Rochdale liberal Gerard Sutherland has told his wife that he only visits the Daily Mail website for the Z-list ‘celebrity’ tits and ass, and definitely not for the articles.
The Guardian-reading father of two was forced to defend himself earlier today after his wife, Linda, came home to find him three paragraphs-deep into a story about Romanian begging gangs.
“My goodness, where did that come from?!” he is reported to have blurted out, before quickly clicking into an article about an ex-Big Brother contestant and her VERY skimpy bikini.
Sutherland denied being stimulated by the MailOnline’s daily helping of flagrant bigotry and insisted that he was there purely for the gratuitous, and often unsolicited, images of ample assets, pert posteriors and ‘accidental’ upskirts.
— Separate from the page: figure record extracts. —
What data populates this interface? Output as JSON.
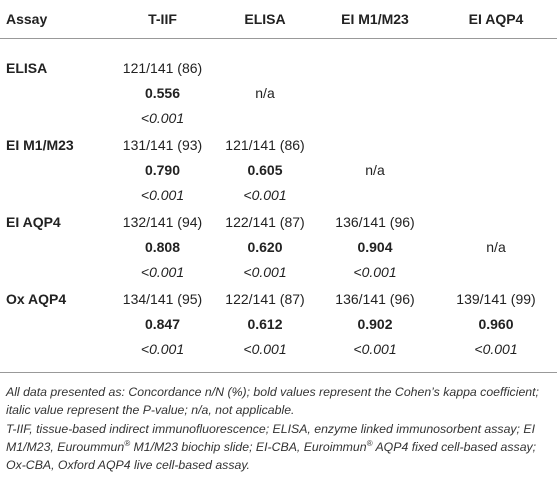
{
  "table": {
    "header": [
      "Assay",
      "T-IIF",
      "ELISA",
      "EI M1/M23",
      "EI AQP4"
    ],
    "rows": [
      {
        "label": "ELISA",
        "cells": [
          {
            "concordance": "121/141 (86)",
            "kappa": "0.556",
            "p": "<0.001"
          },
          {
            "text": "n/a"
          }
        ]
      },
      {
        "label": "EI M1/M23",
        "cells": [
          {
            "concordance": "131/141 (93)",
            "kappa": "0.790",
            "p": "<0.001"
          },
          {
            "concordance": "121/141 (86)",
            "kappa": "0.605",
            "p": "<0.001"
          },
          {
            "text": "n/a"
          }
        ]
      },
      {
        "label": "EI AQP4",
        "cells": [
          {
            "concordance": "132/141 (94)",
            "kappa": "0.808",
            "p": "<0.001"
          },
          {
            "concordance": "122/141 (87)",
            "kappa": "0.620",
            "p": "<0.001"
          },
          {
            "concordance": "136/141 (96)",
            "kappa": "0.904",
            "p": "<0.001"
          },
          {
            "text": "n/a"
          }
        ]
      },
      {
        "label": "Ox AQP4",
        "cells": [
          {
            "concordance": "134/141 (95)",
            "kappa": "0.847",
            "p": "<0.001"
          },
          {
            "concordance": "122/141 (87)",
            "kappa": "0.612",
            "p": "<0.001"
          },
          {
            "concordance": "136/141 (96)",
            "kappa": "0.902",
            "p": "<0.001"
          },
          {
            "concordance": "139/141 (99)",
            "kappa": "0.960",
            "p": "<0.001"
          }
        ]
      }
    ]
  },
  "footnotes": [
    "All data presented as: Concordance n/N (%); bold values represent the Cohen’s kappa coefficient; italic value represent the P-value; n/a, not applicable.",
    "T-IIF, tissue-based indirect immunofluorescence; ELISA, enzyme linked immunosorbent assay; EI M1/M23, Euroummun® M1/M23 biochip slide; EI-CBA, Euroimmun® AQP4 fixed cell-based assay; Ox-CBA, Oxford AQP4 live cell-based assay."
  ]
}
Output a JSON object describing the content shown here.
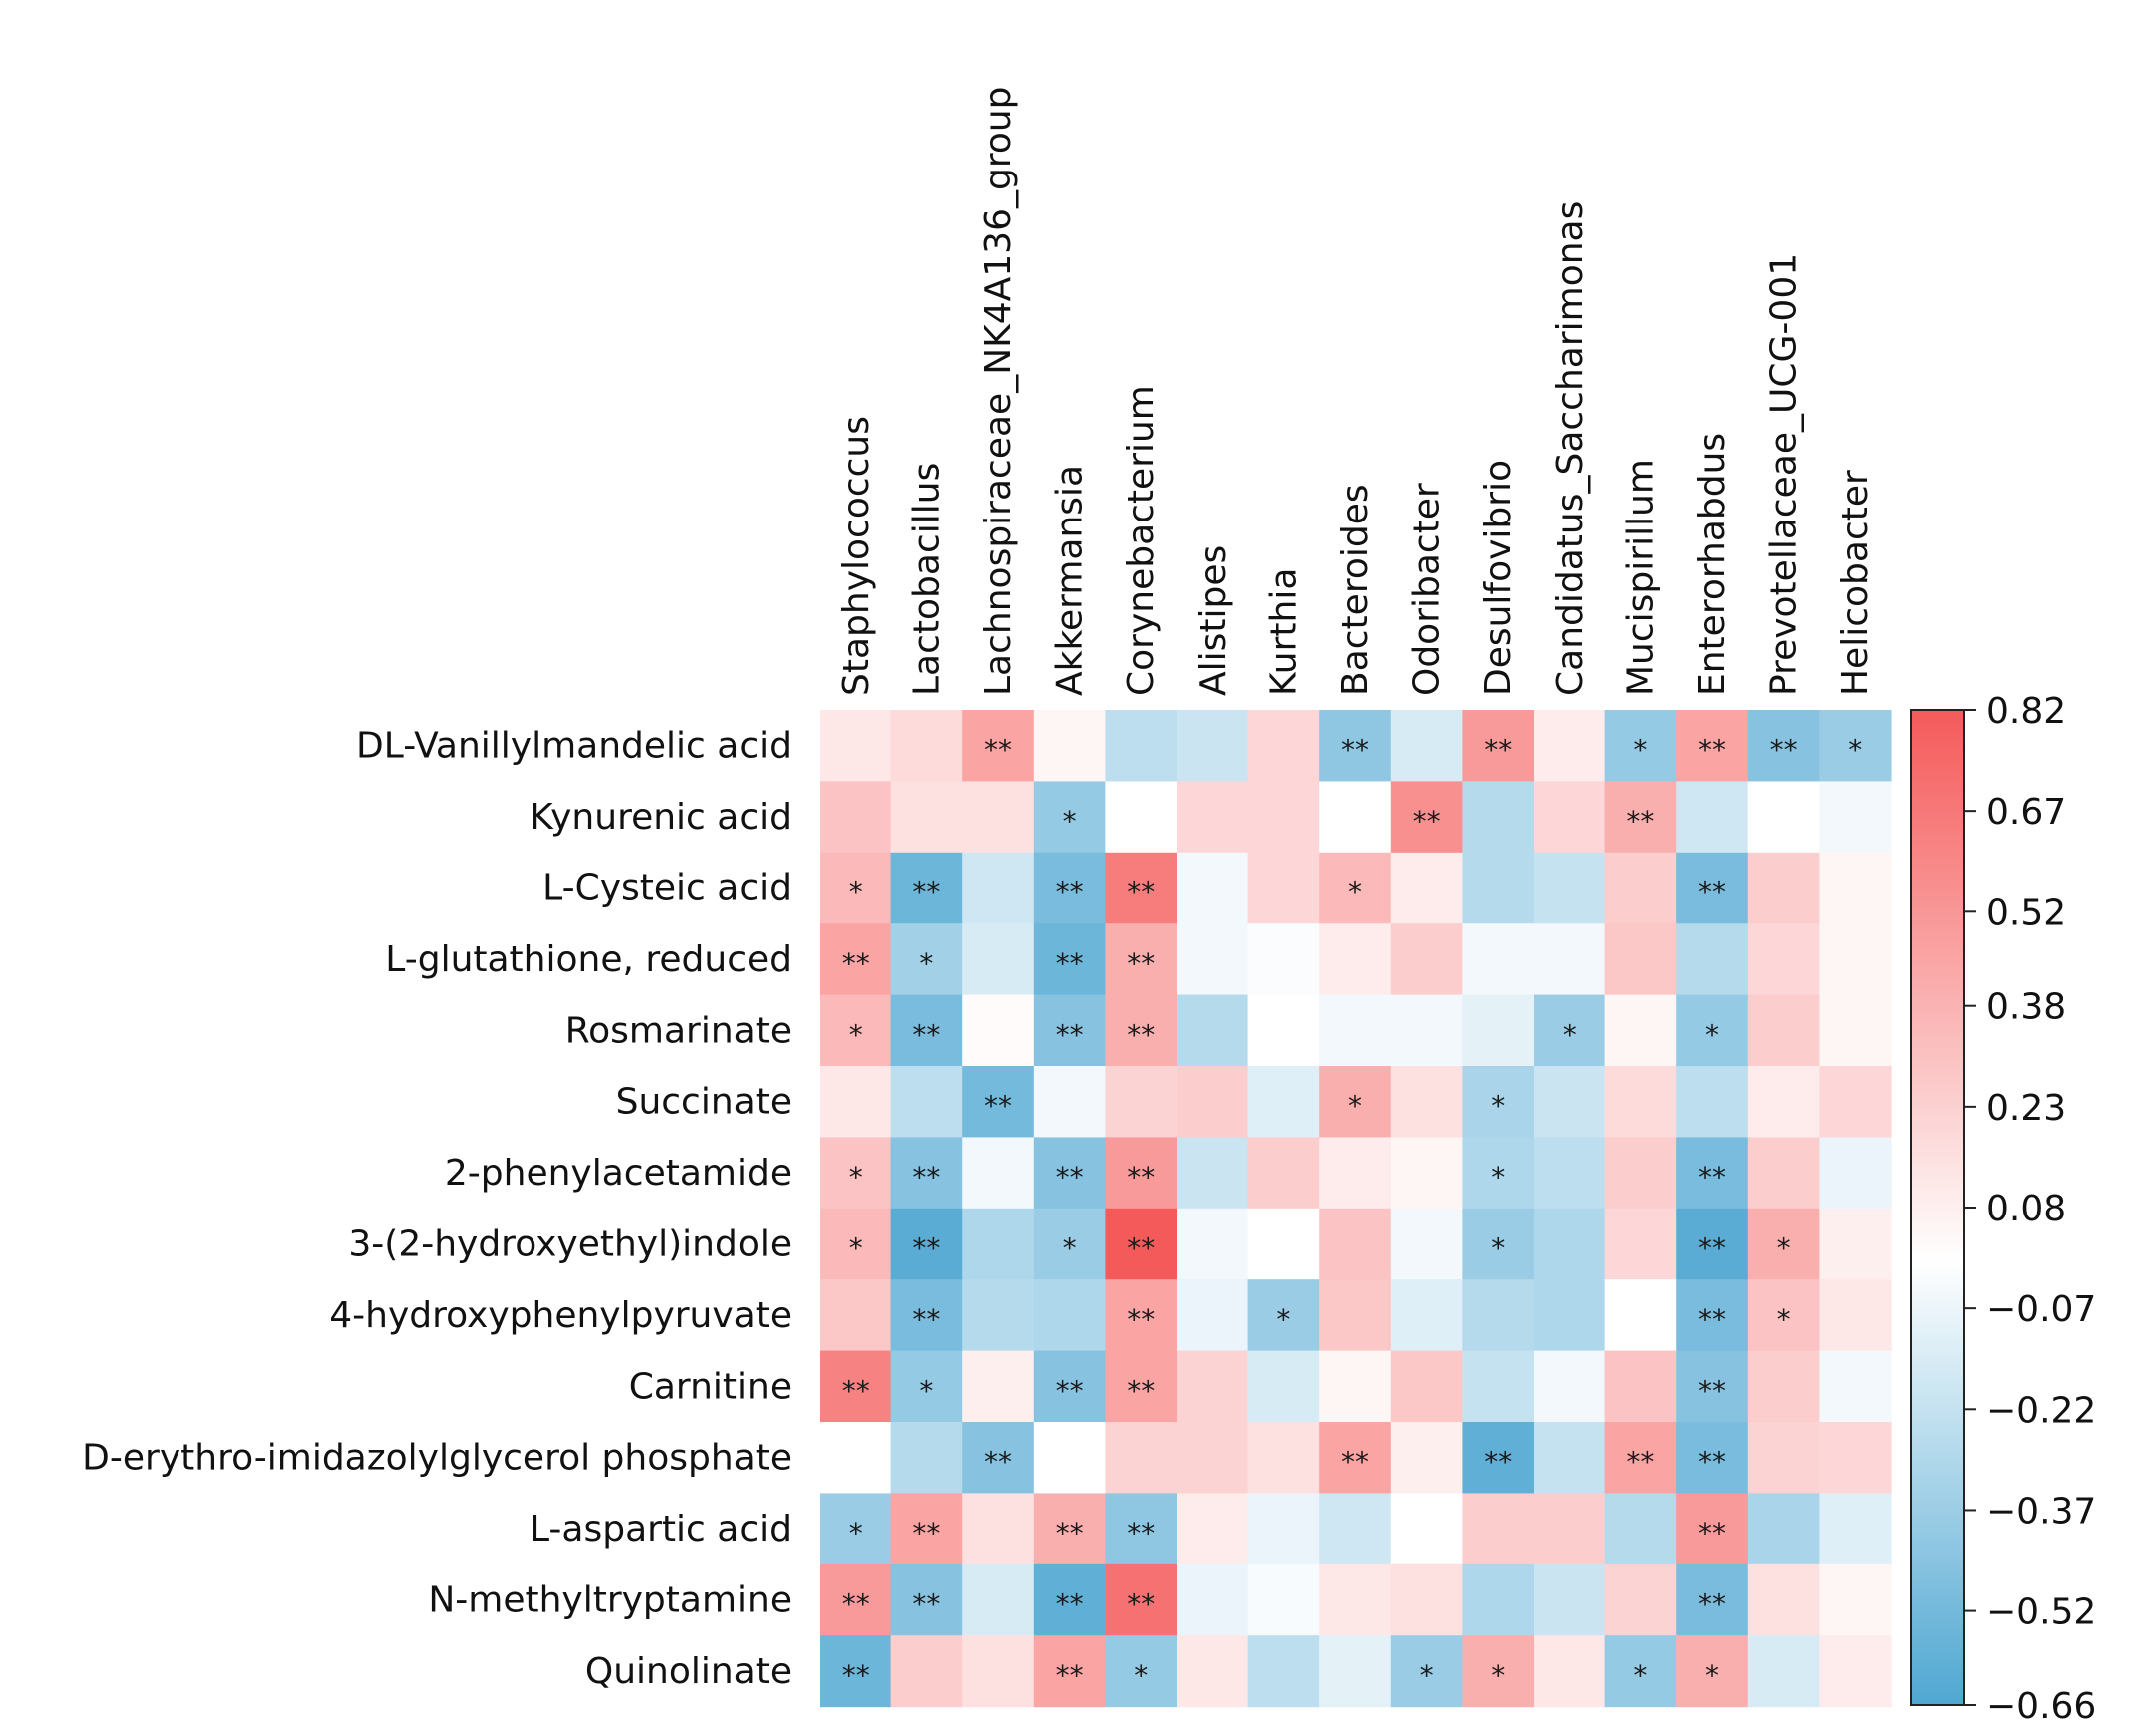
{
  "chart_data": {
    "type": "heatmap",
    "title": "",
    "columns": [
      "Staphylococcus",
      "Lactobacillus",
      "Lachnospiraceae_NK4A136_group",
      "Akkermansia",
      "Corynebacterium",
      "Alistipes",
      "Kurthia",
      "Bacteroides",
      "Odoribacter",
      "Desulfovibrio",
      "Candidatus_Saccharimonas",
      "Mucispirillum",
      "Enterorhabdus",
      "Prevotellaceae_UCG-001",
      "Helicobacter"
    ],
    "rows": [
      "DL-Vanillylmandelic acid",
      "Kynurenic acid",
      "L-Cysteic acid",
      "L-glutathione, reduced",
      "Rosmarinate",
      "Succinate",
      "2-phenylacetamide",
      "3-(2-hydroxyethyl)indole",
      "4-hydroxyphenylpyruvate",
      "Carnitine",
      "D-erythro-imidazolylglycerol phosphate",
      "L-aspartic acid",
      "N-methyltryptamine",
      "Quinolinate"
    ],
    "values": [
      [
        0.12,
        0.18,
        0.45,
        0.05,
        -0.25,
        -0.2,
        0.2,
        -0.42,
        -0.15,
        0.5,
        0.1,
        -0.4,
        0.45,
        -0.45,
        -0.38
      ],
      [
        0.3,
        0.15,
        0.15,
        -0.4,
        0.0,
        0.2,
        0.2,
        0.0,
        0.55,
        -0.28,
        0.2,
        0.4,
        -0.18,
        0.0,
        -0.05
      ],
      [
        0.35,
        -0.55,
        -0.18,
        -0.5,
        0.65,
        -0.05,
        0.2,
        0.35,
        0.1,
        -0.28,
        -0.22,
        0.25,
        -0.5,
        0.25,
        0.05
      ],
      [
        0.45,
        -0.35,
        -0.15,
        -0.55,
        0.4,
        -0.05,
        -0.02,
        0.1,
        0.25,
        -0.05,
        -0.05,
        0.28,
        -0.28,
        0.2,
        0.05
      ],
      [
        0.35,
        -0.5,
        0.02,
        -0.45,
        0.4,
        -0.28,
        0.0,
        -0.05,
        -0.05,
        -0.1,
        -0.38,
        0.05,
        -0.4,
        0.25,
        0.05
      ],
      [
        0.12,
        -0.25,
        -0.52,
        -0.05,
        0.22,
        0.25,
        -0.12,
        0.4,
        0.15,
        -0.32,
        -0.2,
        0.18,
        -0.25,
        0.1,
        0.2
      ],
      [
        0.3,
        -0.45,
        -0.05,
        -0.45,
        0.5,
        -0.2,
        0.25,
        0.1,
        0.05,
        -0.3,
        -0.25,
        0.25,
        -0.5,
        0.25,
        -0.08
      ],
      [
        0.35,
        -0.62,
        -0.3,
        -0.38,
        0.82,
        -0.05,
        0.0,
        0.3,
        -0.05,
        -0.38,
        -0.3,
        0.2,
        -0.62,
        0.4,
        0.08
      ],
      [
        0.28,
        -0.5,
        -0.28,
        -0.3,
        0.45,
        -0.08,
        -0.38,
        0.28,
        -0.12,
        -0.28,
        -0.3,
        0.0,
        -0.5,
        0.3,
        0.12
      ],
      [
        0.62,
        -0.4,
        0.08,
        -0.45,
        0.45,
        0.22,
        -0.15,
        0.05,
        0.28,
        -0.22,
        -0.05,
        0.3,
        -0.45,
        0.25,
        -0.05
      ],
      [
        0.0,
        -0.28,
        -0.45,
        0.0,
        0.22,
        0.22,
        0.15,
        0.45,
        0.08,
        -0.6,
        -0.22,
        0.45,
        -0.5,
        0.22,
        0.2
      ],
      [
        -0.38,
        0.45,
        0.15,
        0.4,
        -0.42,
        0.1,
        -0.08,
        -0.18,
        0.0,
        0.25,
        0.25,
        -0.28,
        0.5,
        -0.32,
        -0.12
      ],
      [
        0.5,
        -0.45,
        -0.15,
        -0.6,
        0.7,
        -0.08,
        -0.03,
        0.12,
        0.15,
        -0.3,
        -0.2,
        0.22,
        -0.5,
        0.15,
        0.05
      ],
      [
        -0.55,
        0.25,
        0.15,
        0.45,
        -0.4,
        0.12,
        -0.25,
        -0.1,
        -0.38,
        0.4,
        0.12,
        -0.4,
        0.4,
        -0.15,
        0.1
      ]
    ],
    "significance": [
      [
        "",
        "",
        "**",
        "",
        "",
        "",
        "",
        "**",
        "",
        "**",
        "",
        "*",
        "**",
        "**",
        "*"
      ],
      [
        "",
        "",
        "",
        "*",
        "",
        "",
        "",
        "",
        "**",
        "",
        "",
        "**",
        "",
        "",
        ""
      ],
      [
        "*",
        "**",
        "",
        "**",
        "**",
        "",
        "",
        "*",
        "",
        "",
        "",
        "",
        "**",
        "",
        ""
      ],
      [
        "**",
        "*",
        "",
        "**",
        "**",
        "",
        "",
        "",
        "",
        "",
        "",
        "",
        "",
        "",
        ""
      ],
      [
        "*",
        "**",
        "",
        "**",
        "**",
        "",
        "",
        "",
        "",
        "",
        "*",
        "",
        "*",
        "",
        ""
      ],
      [
        "",
        "",
        "**",
        "",
        "",
        "",
        "",
        "*",
        "",
        "*",
        "",
        "",
        "",
        "",
        ""
      ],
      [
        "*",
        "**",
        "",
        "**",
        "**",
        "",
        "",
        "",
        "",
        "*",
        "",
        "",
        "**",
        "",
        ""
      ],
      [
        "*",
        "**",
        "",
        "*",
        "**",
        "",
        "",
        "",
        "",
        "*",
        "",
        "",
        "**",
        "*",
        ""
      ],
      [
        "",
        "**",
        "",
        "",
        "**",
        "",
        "*",
        "",
        "",
        "",
        "",
        "",
        "**",
        "*",
        ""
      ],
      [
        "**",
        "*",
        "",
        "**",
        "**",
        "",
        "",
        "",
        "",
        "",
        "",
        "",
        "**",
        "",
        ""
      ],
      [
        "",
        "",
        "**",
        "",
        "",
        "",
        "",
        "**",
        "",
        "**",
        "",
        "**",
        "**",
        "",
        ""
      ],
      [
        "*",
        "**",
        "",
        "**",
        "**",
        "",
        "",
        "",
        "",
        "",
        "",
        "",
        "**",
        "",
        ""
      ],
      [
        "**",
        "**",
        "",
        "**",
        "**",
        "",
        "",
        "",
        "",
        "",
        "",
        "",
        "**",
        "",
        ""
      ],
      [
        "**",
        "",
        "",
        "**",
        "*",
        "",
        "",
        "",
        "*",
        "*",
        "",
        "*",
        "*",
        "",
        ""
      ]
    ],
    "colorbar": {
      "min": -0.66,
      "max": 0.82,
      "ticks": [
        "0.82",
        "0.67",
        "0.52",
        "0.38",
        "0.23",
        "0.08",
        "−0.07",
        "−0.22",
        "−0.37",
        "−0.52",
        "−0.66"
      ],
      "tick_values": [
        0.82,
        0.67,
        0.52,
        0.38,
        0.23,
        0.08,
        -0.07,
        -0.22,
        -0.37,
        -0.52,
        -0.66
      ],
      "colors": {
        "low": "#4fa7d2",
        "mid": "#ffffff",
        "high": "#f55a5a"
      }
    }
  }
}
“I didn’t realise that the site contained so much naked hatred,” he claimed. “The thought that my young sons’ views on immigrants, gay people and the disabled could be warped by something I’ve looked at online makes me feel terrible.”
Linda Sutherland told reporters that although she occasionally caught her husband dabbling in the comments section of Mail articles on Facebook, she trusted his assurances that he only visited the full site for the overly-sexualised depiction of semi-recognisable females, some of whom have barely reached the age of consent.
“I was suspicious at first because he couldn’t name a single one of the women he had allegedly been perving over, but then I realised that I couldn’t either,” she explained.
“Seriously, who the hell are these people?”
Within the last few minutes, the Herald has learned that Sutherland’s wife has filed for divorce after finding a scrapbook full of Richard Littlejohn columns in his sock drawer.